Muratori negotiates a raison d’etre in part XXII. Language crosses the divide between the savage and the preciousness of our created worlds. He suggests that redefining humanity may just work, as inexplicable as that seems to many pedestrians. Man reaches an apotheosis of sorts as his brave new world takes hold. Muratori details his vision,

So little and so late
in our history
but long in coming
and still some
not included. Well…
Whole lifetimes flinch
with purpose:
the etching of a name
on paper, the spread
of genes like pebbles
on the vast pain of us.

Among the handful of other poems that follow Civilization in this collection, Muratori’s piece entitled Alternate Reading is my favorite. The poet here manages a neat little metaphor on inspiration and the poetic process that bowls one over with its simple power. The words of composition submerge the poet’s ego and take on a life of their own. Muratori outdoes himself. His spare and effortless phrasing turns magical with recursive implications.
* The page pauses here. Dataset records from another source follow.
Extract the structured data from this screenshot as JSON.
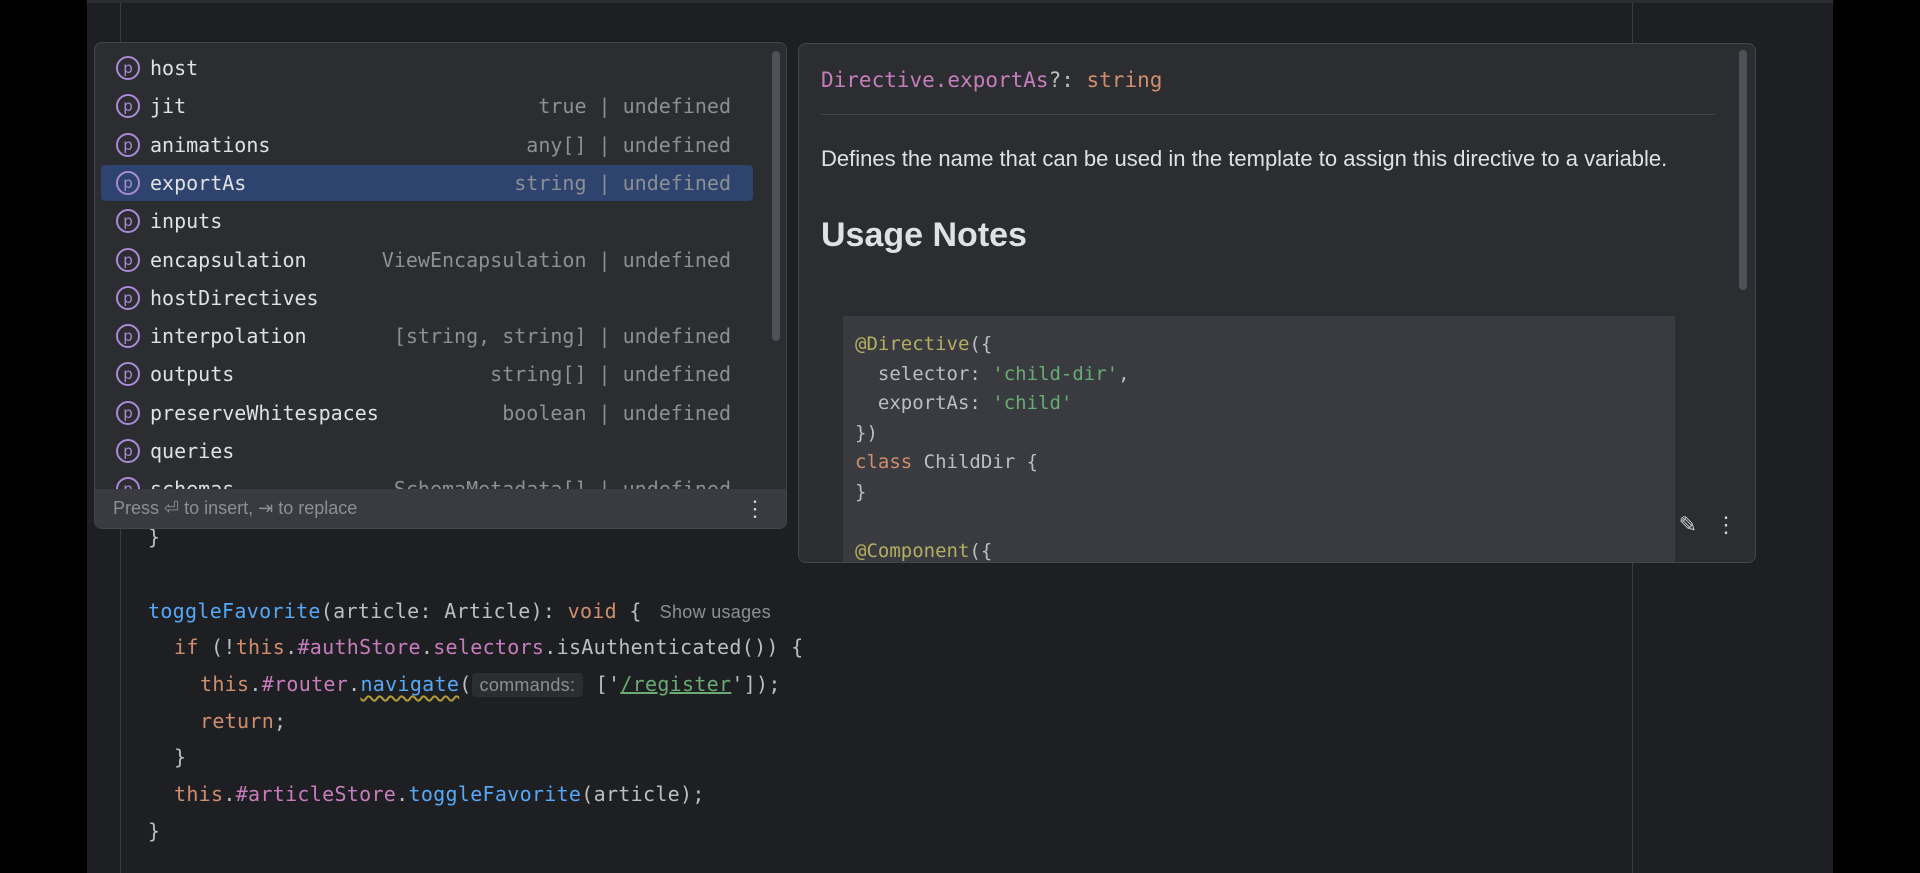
{
  "completion": {
    "items": [
      {
        "name": "host",
        "type": ""
      },
      {
        "name": "jit",
        "type": "true | undefined"
      },
      {
        "name": "animations",
        "type": "any[] | undefined"
      },
      {
        "name": "exportAs",
        "type": "string | undefined",
        "selected": true
      },
      {
        "name": "inputs",
        "type": ""
      },
      {
        "name": "encapsulation",
        "type": "ViewEncapsulation | undefined"
      },
      {
        "name": "hostDirectives",
        "type": ""
      },
      {
        "name": "interpolation",
        "type": "[string, string] | undefined"
      },
      {
        "name": "outputs",
        "type": "string[] | undefined"
      },
      {
        "name": "preserveWhitespaces",
        "type": "boolean | undefined"
      },
      {
        "name": "queries",
        "type": ""
      },
      {
        "name": "schemas",
        "type": "SchemaMetadata[] | undefined"
      }
    ],
    "icon_letter": "p",
    "footer": "Press ⏎ to insert, ⇥ to replace"
  },
  "doc": {
    "signature_name": "Directive.exportAs",
    "signature_sep": "?: ",
    "signature_type": "string",
    "description": "Defines the name that can be used in the template to assign this directive to a variable.",
    "heading": "Usage Notes",
    "code": {
      "l1a": "@Directive",
      "l1b": "({",
      "l2a": "  selector: ",
      "l2b": "'child-dir'",
      "l2c": ",",
      "l3a": "  exportAs: ",
      "l3b": "'child'",
      "l4": "})",
      "l5a": "class",
      "l5b": " ChildDir {",
      "l6": "}",
      "l8a": "@Component",
      "l8b": "({"
    }
  },
  "code": {
    "l0": "}",
    "l1a": "toggleFavorite",
    "l1b": "(article: Article): ",
    "l1c": "void",
    "l1d": " {",
    "l1_hint": "Show usages",
    "l2a": "if",
    "l2b": " (!",
    "l2c": "this",
    ".": ".",
    "l2d": "#authStore",
    "l2e": "selectors",
    "l2f": ".isAuthenticated()) {",
    "l3a": "this",
    "l3b": "#router",
    "l3c": "navigate",
    "l3d": "(",
    "l3_hint": "commands:",
    "l3e": " ['",
    "l3f": "/register",
    "l3g": "']);",
    "l4": "return",
    "l5": "}",
    "l6a": "this",
    "l6b": "#articleStore",
    "l6c": "toggleFavorite",
    "l6d": "(article);",
    "l7": "}"
  }
}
Listen,

fishtails
schooling off

a Doppler-like
gradation into
unintended else
submersion just
below the page

I call and say
come quick
you’ll never guess
but it’s too late
Now you have to 

Life is what happens while God is away on his fishing trip or so this poet would have one believe in his collection’s last poem aptly entitled Afterward. Consciousness and free will take center stage. But in the midst of all the mess and music we, unaccountably, keep on vanishing. Muratori explicates this version of musical chairs,

Keep chairs
in motion
while the bodies
hold still.
Each time the
music stops,
a body disappears
until the room
quiets for good

The nerve of this guy! Muratori builds his towers of civilization, aping divinity and demanding poetic answers. Read this collection with certain amazement, but watch out for rogue lightning strikes.